8. Nisan

89 8 0
                                    

"Eitss.. mau kemana lo?" Raka menghentikan langkah Rafa

"Pulang," singkat Rafa kemudian melangkahkan satu kaki nya lagi.

"Kan gue udah bilang ikut," sahut Raka membuat langkah Rafa terhenti lagi.

"Males gue."

"Lagian lo mau pulang naik apa? Mobil lo kan disita sama papa."

"Papa lupa nyita mobil gue deh kayaknya, tuh buktinya." Sahut Rafa seraya menunjuk pada mobil yang masih ada pada pihak dirinya.

"Ah, biarin. Ikut gue aja!" Raka mengintruksi sambil menarik tangan sebelah kanan Rafa.

"Trus mobil gue gimana?"

"Tinggal aja, gampang. Ntar tinggal diambil, gitu aja ribet." Balas Rafa. "Udah intinya lo kudu ikut gue."

Rafa memutar bola mata dan memilih untuk menuruti apa yang dikatakan oleh kakaknya itu.

Mobil sport biru ferrari itu berhasil membuat beberapa orang mengedarkan pandangannya. Rafa merasa risih karena bagaimanapun ia juga menjadi pusat perhatian, terlebih semenjak kejadiannya bersama para penjahat itu.

"Apaan lo semua liat liat? Nge-fans bilang aja." Ucap Rafa pada semua orang yang melihatnya.

"Raff..." Raka menyikut Rafa kemudian masuk ke dalam mobil.

Dalam perjalanan, mereka melakukan aksi diam selama hampir setengah jam. Tak ada yang membuka suara. Entah karena malas atau lelah berdebat. Namun yang jelas mereka hanya terdiam sambil mendengarkan musik favorit yang di setel Raka.

"Lagu nya nggak ada yang lebih enak gitu?" Tanya Rafa akhirnya.

"Ini bagus, Raf."

"Jelek," Rafa merasa sensitif dengan lagu romantis.
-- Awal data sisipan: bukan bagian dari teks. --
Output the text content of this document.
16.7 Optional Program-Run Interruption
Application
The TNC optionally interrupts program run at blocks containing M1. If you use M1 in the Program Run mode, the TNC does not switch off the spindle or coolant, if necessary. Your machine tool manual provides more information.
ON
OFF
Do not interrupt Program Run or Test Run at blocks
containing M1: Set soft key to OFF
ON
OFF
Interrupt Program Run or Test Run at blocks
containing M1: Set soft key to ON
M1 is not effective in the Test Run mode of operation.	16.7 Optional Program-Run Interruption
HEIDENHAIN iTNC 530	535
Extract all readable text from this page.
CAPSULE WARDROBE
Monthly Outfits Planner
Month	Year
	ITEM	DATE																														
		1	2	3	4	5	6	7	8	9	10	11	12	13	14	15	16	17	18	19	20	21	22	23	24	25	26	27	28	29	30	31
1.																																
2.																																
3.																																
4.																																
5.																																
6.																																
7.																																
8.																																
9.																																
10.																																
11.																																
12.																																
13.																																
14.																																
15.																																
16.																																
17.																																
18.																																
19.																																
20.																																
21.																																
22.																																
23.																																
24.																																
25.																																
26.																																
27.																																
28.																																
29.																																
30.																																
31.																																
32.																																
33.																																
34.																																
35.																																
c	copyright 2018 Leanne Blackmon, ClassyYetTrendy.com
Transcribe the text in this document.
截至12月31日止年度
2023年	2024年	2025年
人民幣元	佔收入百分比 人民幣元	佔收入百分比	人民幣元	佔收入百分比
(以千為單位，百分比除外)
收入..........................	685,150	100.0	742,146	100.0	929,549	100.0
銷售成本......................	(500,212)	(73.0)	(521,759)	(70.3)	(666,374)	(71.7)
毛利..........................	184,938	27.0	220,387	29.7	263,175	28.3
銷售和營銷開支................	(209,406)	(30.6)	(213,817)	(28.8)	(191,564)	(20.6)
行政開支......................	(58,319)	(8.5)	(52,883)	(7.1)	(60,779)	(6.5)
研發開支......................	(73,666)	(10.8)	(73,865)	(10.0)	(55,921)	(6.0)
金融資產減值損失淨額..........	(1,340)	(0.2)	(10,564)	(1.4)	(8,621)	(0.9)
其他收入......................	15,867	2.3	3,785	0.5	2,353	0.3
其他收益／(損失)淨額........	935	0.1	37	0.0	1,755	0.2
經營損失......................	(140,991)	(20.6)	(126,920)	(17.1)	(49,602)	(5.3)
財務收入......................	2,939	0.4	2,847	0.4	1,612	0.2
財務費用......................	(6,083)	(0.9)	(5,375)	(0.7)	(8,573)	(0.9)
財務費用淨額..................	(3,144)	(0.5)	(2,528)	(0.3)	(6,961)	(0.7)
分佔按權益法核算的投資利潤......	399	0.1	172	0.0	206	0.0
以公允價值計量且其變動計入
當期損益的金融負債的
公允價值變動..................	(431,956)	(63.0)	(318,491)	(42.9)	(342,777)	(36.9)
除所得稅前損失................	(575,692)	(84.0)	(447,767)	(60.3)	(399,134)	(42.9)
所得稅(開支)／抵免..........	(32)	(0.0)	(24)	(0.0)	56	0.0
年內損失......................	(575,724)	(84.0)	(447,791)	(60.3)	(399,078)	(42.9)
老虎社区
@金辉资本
"Bagus. Lagu romantis itu keren, Raf. Lo harus terbiasa dengerin."

"Keren apanya? Lagu romantis sama dengan lagu film horror. Ngeri tau nggak."

"Yaelahh, kapan lo mau coba nerima cinta di hati lo lagi, Raf."

"Kapan-kapan."

"Lo masih nggak bisa ngelupain Shella?"

Rafa menunduk lesu. Shella, gadis yang pernah masuk dalam dunia Rafa, meninggalkannya ketika Rafa kecelakaan. Bukannya menyemangati Rafa, Shella malah menjauh dan meninggalkan Rafa secara perlahan. Rafa telah menerima Shella dengan apa adanya namun kenyataannya Shella, bukan seperti Shella yang Rafa harapkan.

Rafa selalu heran, mengapa kakaknya ini selalu tahu rahasia hidupnya, padahal ia tak pernah menceritakan secuil kisah pun pada Raka.

"Move on, Raf!" Ucap Raka pada akhirnya.

"Gue terlalu bodoh sama yang namanya cinta," Rafa mengangkat kepala nya dan berusaha melihat jalan.

"Bukan lo yang bodoh, dia nya aja yang penghianat." Balas Raka membuat Rafa membelalakkkan mata.

"Belajar kata-kata darimana lo?"

"Gue paham juga lah, Raf. Dikit-dikit."

Rafa membuka kaca dan memilih untuk mematikan ac mobil. Ia meminta kakaknya untuk membuka kaca mobil bagian atas.

"Panas, Raf. Ngapain dibuka segala?"

"Lo itu kebanyakan ac jadi kulit lo sensitif, harus dibiasain sama sinar matahari. Kayak gue nih,"

"Kulit gue kebakar, pintar. Enggak ah enggak.. tutup semua kaca nya."

"Enggak. Sekali gue bilang enggak ya enggak."